I just finished reading “The Septembers of Shiraz” by Dalia Sofer. It really made me think a lot about religion, privileges and circumstances.
I’ve learned over the past few years that it is difficult to be friends with people that are not in the same class as you financially. The main reason has a lot to do with how money makes others feel.
For those who have abundance and can buy their own freedom, they can’t trust those who do not have these same privileges. Why? Because the green eyed monster can take its toll. In places like Iran (where the setting in this book takes place) where the mullahs rule, having abundance is looked down upon.
They will rob a man who worked hard to have the finer things in life. They will say that they have a right to those things. They take from others what they did not earn. They justify their thievery by saying that someone who worked hard for those things did not deserve them.

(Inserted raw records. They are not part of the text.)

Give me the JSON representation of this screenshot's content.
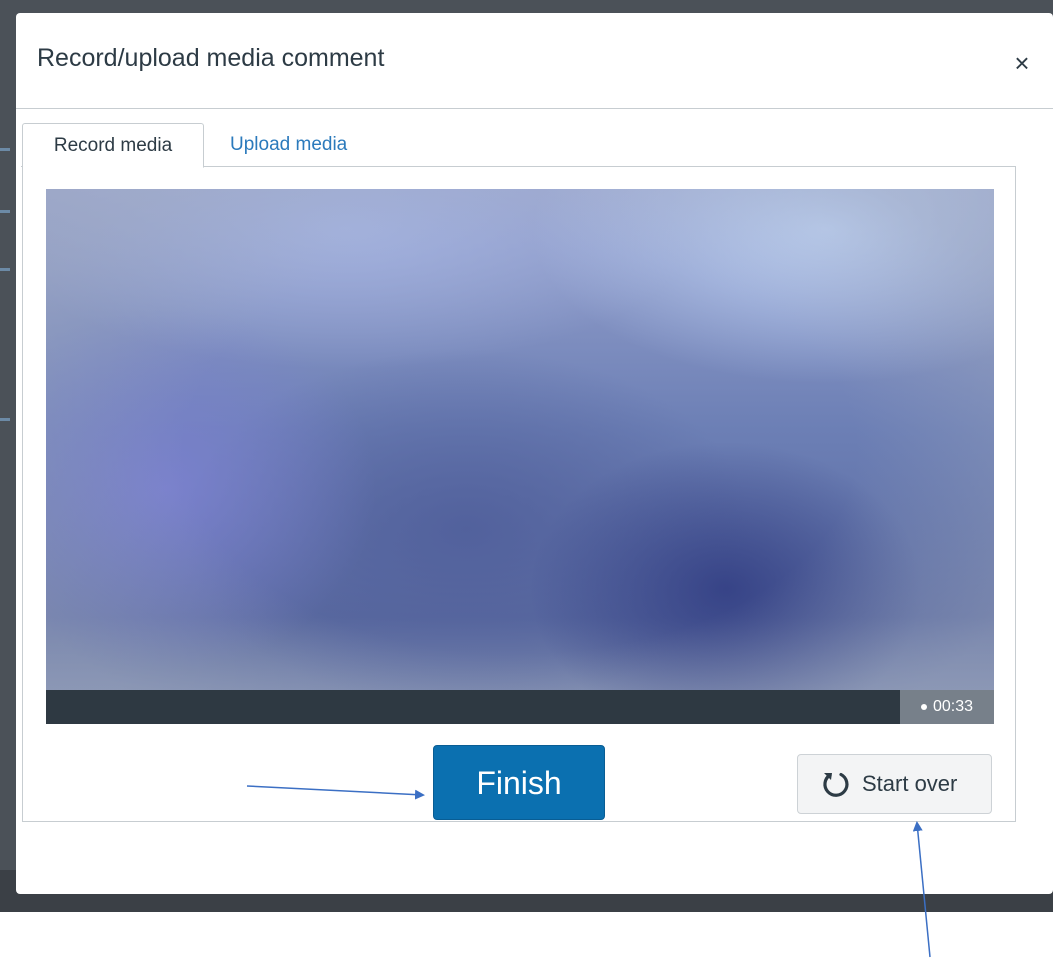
{
  "modal": {
    "title": "Record/upload media comment",
    "close_icon": "×"
  },
  "tabs": [
    {
      "label": "Record media",
      "active": true
    },
    {
      "label": "Upload media",
      "active": false
    }
  ],
  "recorder": {
    "elapsed": "00:33",
    "finish_label": "Finish",
    "start_over_label": "Start over",
    "start_over_icon": "refresh-icon"
  },
  "colors": {
    "primary_button": "#0b70b0",
    "link": "#2b7abc",
    "annotation_arrow": "#3b6fc4"
  }
}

The thing is, we see this everywhere. People who are less fortunate blaming those who are fortunate and worked hard. That’s not to say that everyone doesn’t work hard. It’s just sometimes people think that people that are more fortunate didn’t earn it or work hard for it. We all do…but the type of labor performed is different in every circumstance.
Some people work 18 hour days and even though they have a family, they are married to their work moreso than to their own families. They miss out on that treasure because they’ve determined that providing for them was more important then nurturing them.

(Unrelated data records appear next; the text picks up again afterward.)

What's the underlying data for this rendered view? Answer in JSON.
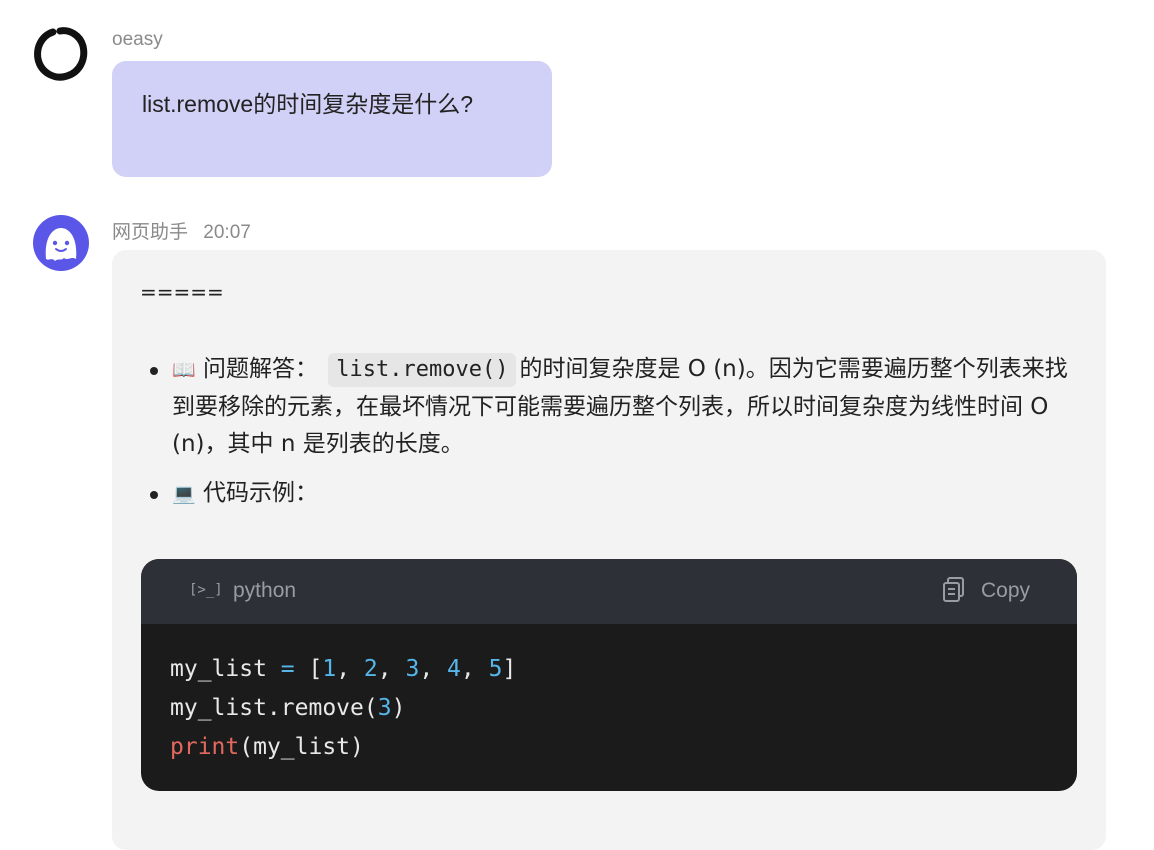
{
  "user_message": {
    "sender": "oeasy",
    "text": "list.remove的时间复杂度是什么?"
  },
  "bot_message": {
    "sender": "网页助手",
    "time": "20:07",
    "separator": "=====",
    "answer": {
      "emoji": "📖",
      "label": "问题解答：",
      "code": "list.remove()",
      "text": "的时间复杂度是 O (n)。因为它需要遍历整个列表来找到要移除的元素，在最坏情况下可能需要遍历整个列表，所以时间复杂度为线性时间 O (n)，其中 n 是列表的长度。"
    },
    "example": {
      "emoji": "💻",
      "label": "代码示例："
    },
    "code_block": {
      "language": "python",
      "copy_label": "Copy",
      "lines": [
        [
          {
            "t": "my_list ",
            "c": "plain"
          },
          {
            "t": "=",
            "c": "op"
          },
          {
            "t": " [",
            "c": "plain"
          },
          {
            "t": "1",
            "c": "num"
          },
          {
            "t": ", ",
            "c": "plain"
          },
          {
            "t": "2",
            "c": "num"
          },
          {
            "t": ", ",
            "c": "plain"
          },
          {
            "t": "3",
            "c": "num"
          },
          {
            "t": ", ",
            "c": "plain"
          },
          {
            "t": "4",
            "c": "num"
          },
          {
            "t": ", ",
            "c": "plain"
          },
          {
            "t": "5",
            "c": "num"
          },
          {
            "t": "]",
            "c": "plain"
          }
        ],
        [
          {
            "t": "my_list.remove(",
            "c": "plain"
          },
          {
            "t": "3",
            "c": "num"
          },
          {
            "t": ")",
            "c": "plain"
          }
        ],
        [
          {
            "t": "print",
            "c": "fn"
          },
          {
            "t": "(my_list)",
            "c": "plain"
          }
        ]
      ]
    }
  },
  "colors": {
    "user_bubble": "#d1d0f6",
    "bot_avatar": "#5a57e8",
    "reply_bubble": "#f3f3f3",
    "code_header": "#2e3038",
    "code_body": "#1b1b1b"
  }
}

Others make their family their priority, and in some people’s eyes, that makes that family the richest family around. Some people can’t have a family, so seeing a couple with a few kids running around will make them a little bit jealous.
What one man’s fortune is can be different for the next man. It doesn’t always involve money. Being fortunate requires a lot of work in life (no matter how it’s performed). We oftentimes give up one thing so that we can have another thing.
I gave up the thoughts of getting married and having a family of my own because I was more fortunate in my career. I’m already well aware that if I were to have a family I would have to choose whether to give up my career or let my children be raised by nannies. With the way my life has been going, it’s better to just forego making that decision and continue doing what I’m doing…that is until God changes my circumstances.
A lot of people assume I’ve always had money. The truth is…there was a time when I had to hit rock bottom in life and try to be the starving artist in order to realize what it was I wanted out of life. I remember how my diet consisted of chicken broth (which ironically is still the case but that’s due to different circumstances).
During that time, I didn’t have a choice…I could only afford chicken broth. Now, it is a choice.
I always like to remind myself of where I came from and how I rose above those circumstances to be where I am today. I was fortunate in my path in life. But this is my path. It is not meant to be traveled upon by anyone else but me.
We make choices as we go along this path in life. We have a choice of suffering or letting go of the suffering and realizing that we don’t have to suffer in life. We are in charge of our own life and the choices we ultimately make. Paulo Coelho’s “The Alchemist” is a great example of this.
When people allow jealousy in to dictate how they will treat the next person…it’s not right. Shakespeare did not call it the green eyed monster for nothing! Jealousy is a monster. It changes people. It makes them bitter, evil and mean. It does not serve anyone any good to be jealous. It only promotes more hate in the world.
The “Septembers of Shiraz” really made me think a lot about life and our circumstances. It’s not just a story of a Jew that is thrown in prison by mullahs in Iran. It has a lot of deep meaning to it.
It also really made me dislike religions even more. It’s just amazing how much hate is spread if you believe differently then the next person. To be ridiculed, tortured and forced to believe in something you don’t is to me…absolutely STUPID. Can’t we all just get along?
You believe how you want to believe. I’ll believe how I want to believe. The only thing we can agree on…is just being neighborly. Love your neighbor as you love yourself.